Generative AI refers to a type of artificial intelligence that can create new content—such as text, images, audio, or video—based on patterns learned from vast amounts of data. This technology powers many of the advanced tactics now seen in cybersecurity threats.
Hackers are increasingly using AI tools to automate their attacks, which allows for quicker execution and tougher detection.
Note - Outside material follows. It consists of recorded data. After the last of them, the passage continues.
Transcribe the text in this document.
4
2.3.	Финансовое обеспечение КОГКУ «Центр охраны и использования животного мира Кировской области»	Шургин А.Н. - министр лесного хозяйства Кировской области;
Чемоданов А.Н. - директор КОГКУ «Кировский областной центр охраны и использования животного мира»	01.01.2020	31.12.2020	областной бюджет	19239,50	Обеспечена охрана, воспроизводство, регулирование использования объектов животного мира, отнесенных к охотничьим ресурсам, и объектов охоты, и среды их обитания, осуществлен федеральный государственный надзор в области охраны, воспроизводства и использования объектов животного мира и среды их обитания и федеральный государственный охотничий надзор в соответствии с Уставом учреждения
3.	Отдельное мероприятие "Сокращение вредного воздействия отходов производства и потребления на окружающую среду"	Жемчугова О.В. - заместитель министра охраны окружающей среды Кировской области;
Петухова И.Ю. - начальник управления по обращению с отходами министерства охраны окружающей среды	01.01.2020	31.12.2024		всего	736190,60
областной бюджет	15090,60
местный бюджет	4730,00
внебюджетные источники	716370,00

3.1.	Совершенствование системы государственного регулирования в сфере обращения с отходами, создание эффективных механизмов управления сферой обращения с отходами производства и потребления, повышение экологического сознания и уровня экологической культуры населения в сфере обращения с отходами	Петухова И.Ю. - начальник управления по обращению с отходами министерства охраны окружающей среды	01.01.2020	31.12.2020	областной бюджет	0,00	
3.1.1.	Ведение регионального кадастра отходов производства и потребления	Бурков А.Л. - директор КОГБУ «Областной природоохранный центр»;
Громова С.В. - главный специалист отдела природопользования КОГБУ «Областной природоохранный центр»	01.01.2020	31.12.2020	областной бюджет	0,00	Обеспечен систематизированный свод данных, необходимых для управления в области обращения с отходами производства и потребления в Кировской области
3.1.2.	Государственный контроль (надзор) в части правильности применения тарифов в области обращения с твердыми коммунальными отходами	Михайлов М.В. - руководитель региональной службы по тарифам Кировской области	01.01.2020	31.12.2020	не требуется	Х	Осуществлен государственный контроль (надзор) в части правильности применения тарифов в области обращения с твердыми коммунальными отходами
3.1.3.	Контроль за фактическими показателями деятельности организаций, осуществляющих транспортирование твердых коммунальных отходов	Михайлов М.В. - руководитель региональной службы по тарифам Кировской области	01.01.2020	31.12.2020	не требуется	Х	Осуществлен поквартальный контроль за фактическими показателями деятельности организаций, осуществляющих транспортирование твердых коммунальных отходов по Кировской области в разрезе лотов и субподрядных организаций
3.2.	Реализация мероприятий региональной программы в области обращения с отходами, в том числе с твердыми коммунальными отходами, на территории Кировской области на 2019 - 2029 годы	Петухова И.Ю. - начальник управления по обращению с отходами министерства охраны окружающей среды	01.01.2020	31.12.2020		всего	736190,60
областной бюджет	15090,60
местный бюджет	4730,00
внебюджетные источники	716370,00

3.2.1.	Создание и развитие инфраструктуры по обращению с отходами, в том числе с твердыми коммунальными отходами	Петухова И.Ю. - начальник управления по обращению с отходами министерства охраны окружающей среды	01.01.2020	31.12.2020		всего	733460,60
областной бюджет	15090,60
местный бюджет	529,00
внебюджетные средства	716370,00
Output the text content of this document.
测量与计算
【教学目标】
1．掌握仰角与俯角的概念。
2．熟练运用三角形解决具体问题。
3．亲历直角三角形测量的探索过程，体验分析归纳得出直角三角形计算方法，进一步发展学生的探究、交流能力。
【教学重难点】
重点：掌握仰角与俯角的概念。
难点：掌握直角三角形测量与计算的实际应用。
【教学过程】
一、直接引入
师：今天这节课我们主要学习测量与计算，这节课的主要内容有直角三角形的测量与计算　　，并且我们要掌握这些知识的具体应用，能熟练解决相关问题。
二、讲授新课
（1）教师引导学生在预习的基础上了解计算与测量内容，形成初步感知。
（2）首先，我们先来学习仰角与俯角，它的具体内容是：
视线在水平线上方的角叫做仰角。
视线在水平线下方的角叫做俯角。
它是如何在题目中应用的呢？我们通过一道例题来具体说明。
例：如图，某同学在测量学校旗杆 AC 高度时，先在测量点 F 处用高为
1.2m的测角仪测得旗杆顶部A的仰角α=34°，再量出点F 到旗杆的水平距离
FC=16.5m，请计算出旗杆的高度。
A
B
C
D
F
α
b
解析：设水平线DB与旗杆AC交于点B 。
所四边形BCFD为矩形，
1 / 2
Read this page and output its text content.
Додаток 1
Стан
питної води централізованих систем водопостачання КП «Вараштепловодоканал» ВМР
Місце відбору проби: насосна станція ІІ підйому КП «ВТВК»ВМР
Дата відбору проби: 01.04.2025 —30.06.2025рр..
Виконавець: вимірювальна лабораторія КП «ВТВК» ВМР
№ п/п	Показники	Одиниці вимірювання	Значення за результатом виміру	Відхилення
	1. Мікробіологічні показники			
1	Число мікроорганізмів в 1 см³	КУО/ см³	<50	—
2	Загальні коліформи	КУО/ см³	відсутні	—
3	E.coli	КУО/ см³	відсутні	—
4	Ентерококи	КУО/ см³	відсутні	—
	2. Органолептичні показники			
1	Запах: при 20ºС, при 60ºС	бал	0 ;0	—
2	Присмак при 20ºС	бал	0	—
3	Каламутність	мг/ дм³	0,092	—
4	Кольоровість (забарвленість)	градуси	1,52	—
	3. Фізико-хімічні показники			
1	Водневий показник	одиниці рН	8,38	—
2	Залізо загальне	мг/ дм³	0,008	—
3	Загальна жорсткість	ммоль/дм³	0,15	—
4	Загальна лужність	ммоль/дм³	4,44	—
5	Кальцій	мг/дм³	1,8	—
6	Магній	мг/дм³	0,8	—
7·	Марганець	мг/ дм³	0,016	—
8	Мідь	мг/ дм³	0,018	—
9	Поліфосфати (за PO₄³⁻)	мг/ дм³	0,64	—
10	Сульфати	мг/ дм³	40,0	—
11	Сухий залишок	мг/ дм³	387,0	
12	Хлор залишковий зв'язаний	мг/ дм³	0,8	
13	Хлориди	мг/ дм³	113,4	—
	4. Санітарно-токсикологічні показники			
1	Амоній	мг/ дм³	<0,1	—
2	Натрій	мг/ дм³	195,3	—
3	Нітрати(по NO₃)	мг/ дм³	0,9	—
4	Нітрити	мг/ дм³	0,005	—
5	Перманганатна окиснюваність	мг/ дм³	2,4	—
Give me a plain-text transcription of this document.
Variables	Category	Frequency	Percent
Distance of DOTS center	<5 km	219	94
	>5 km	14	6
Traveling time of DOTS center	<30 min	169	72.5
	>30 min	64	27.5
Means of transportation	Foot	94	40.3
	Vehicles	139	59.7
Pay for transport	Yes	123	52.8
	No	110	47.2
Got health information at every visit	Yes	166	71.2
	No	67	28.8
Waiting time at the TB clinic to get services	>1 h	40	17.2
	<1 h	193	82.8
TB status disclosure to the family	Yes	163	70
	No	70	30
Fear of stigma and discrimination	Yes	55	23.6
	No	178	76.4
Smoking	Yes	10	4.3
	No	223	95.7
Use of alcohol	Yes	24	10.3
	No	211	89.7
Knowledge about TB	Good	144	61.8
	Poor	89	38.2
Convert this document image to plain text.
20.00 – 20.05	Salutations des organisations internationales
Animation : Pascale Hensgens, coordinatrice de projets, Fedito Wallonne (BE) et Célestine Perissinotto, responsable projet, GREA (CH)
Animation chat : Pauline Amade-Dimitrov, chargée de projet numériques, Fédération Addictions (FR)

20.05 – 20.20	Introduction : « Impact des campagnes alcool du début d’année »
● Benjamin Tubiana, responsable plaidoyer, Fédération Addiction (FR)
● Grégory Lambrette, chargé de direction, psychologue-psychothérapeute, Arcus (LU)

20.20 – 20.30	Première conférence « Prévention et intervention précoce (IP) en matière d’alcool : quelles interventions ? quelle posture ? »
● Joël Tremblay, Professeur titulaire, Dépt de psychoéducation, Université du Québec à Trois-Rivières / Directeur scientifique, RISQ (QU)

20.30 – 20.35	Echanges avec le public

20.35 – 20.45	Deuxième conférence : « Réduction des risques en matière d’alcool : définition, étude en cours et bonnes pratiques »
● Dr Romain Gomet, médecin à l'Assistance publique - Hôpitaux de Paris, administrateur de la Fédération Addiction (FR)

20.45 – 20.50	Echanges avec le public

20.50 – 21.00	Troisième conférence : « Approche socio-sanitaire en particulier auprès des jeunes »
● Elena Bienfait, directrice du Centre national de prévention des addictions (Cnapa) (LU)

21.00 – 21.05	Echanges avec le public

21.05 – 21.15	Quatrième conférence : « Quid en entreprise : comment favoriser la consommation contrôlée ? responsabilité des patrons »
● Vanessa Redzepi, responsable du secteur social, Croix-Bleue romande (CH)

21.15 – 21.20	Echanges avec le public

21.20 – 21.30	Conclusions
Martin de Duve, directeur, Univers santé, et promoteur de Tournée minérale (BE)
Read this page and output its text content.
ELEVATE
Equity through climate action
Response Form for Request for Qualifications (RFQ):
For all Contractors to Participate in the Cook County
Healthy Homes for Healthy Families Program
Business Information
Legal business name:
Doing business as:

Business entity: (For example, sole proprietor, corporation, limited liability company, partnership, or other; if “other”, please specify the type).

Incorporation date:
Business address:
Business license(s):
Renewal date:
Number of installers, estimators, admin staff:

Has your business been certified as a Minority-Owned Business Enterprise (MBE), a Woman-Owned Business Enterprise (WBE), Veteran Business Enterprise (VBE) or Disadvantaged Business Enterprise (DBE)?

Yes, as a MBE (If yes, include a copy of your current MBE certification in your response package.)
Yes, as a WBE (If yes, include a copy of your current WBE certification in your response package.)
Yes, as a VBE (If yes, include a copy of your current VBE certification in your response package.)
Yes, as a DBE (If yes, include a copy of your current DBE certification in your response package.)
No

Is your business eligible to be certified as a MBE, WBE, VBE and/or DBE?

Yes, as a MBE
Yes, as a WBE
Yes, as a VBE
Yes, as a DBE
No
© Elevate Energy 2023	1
By using large-language models (LLMs) and generative AI, threat actors can create convincing e-mails, with deepfake audio or video mimicking another person.
According to NBC News, state-sponsored hackers from other countries have recently started to use these methods to trick e-mail recipients into downloading spyware.
Some ways AI threats work may not be so obvious either. In July, cybersecurity software company CrowdStrike reported that generative AI was found to be used to create resumes, portfolios, and correspondence from job applicants. In their “2025 Threat Hunting Report”, the company names a North Korean group as “the most GenAI-proficient adversary”.
Once companies bring these applicants into the interview process, according to CrowdStrike, members of the North Korean group allegedly use “real-time deepfake technology” to look like someone else. This group has infiltrated an estimated “320 companies in the last 12 months”.
While AI is being quickly adopted by criminals, every action must have an equal or opposite reaction. Alexei Bulazel, senior cyber director at the White House National Security Council, told attendees at Def Con, an annual hacker conference, that he “strongly believe(s) that AI will be more advantageous for defenders than offense.”
At the conference, which took place in early August, Bulazel spoke further, stating that developers of industry-specific, enterprise-grade software can be proactive, utilizing AI as a tool to see if it can find any vulnerabilities in new patches before they are pushed.
As organizations contend with this rapidly evolving threat landscape, the focus is shifting toward strengthening AI literacy and resilience across entire workforces. This means training employees to recognize suspicious communications and understand the risks posed by generative AI. Experts continue to advocate for robust regulatory frameworks to ensure that innovation in AI security keeps pace with the ingenuity of threat actors—transforming the “Era of AI Hacking” into a proving ground for the next generation of digital defense.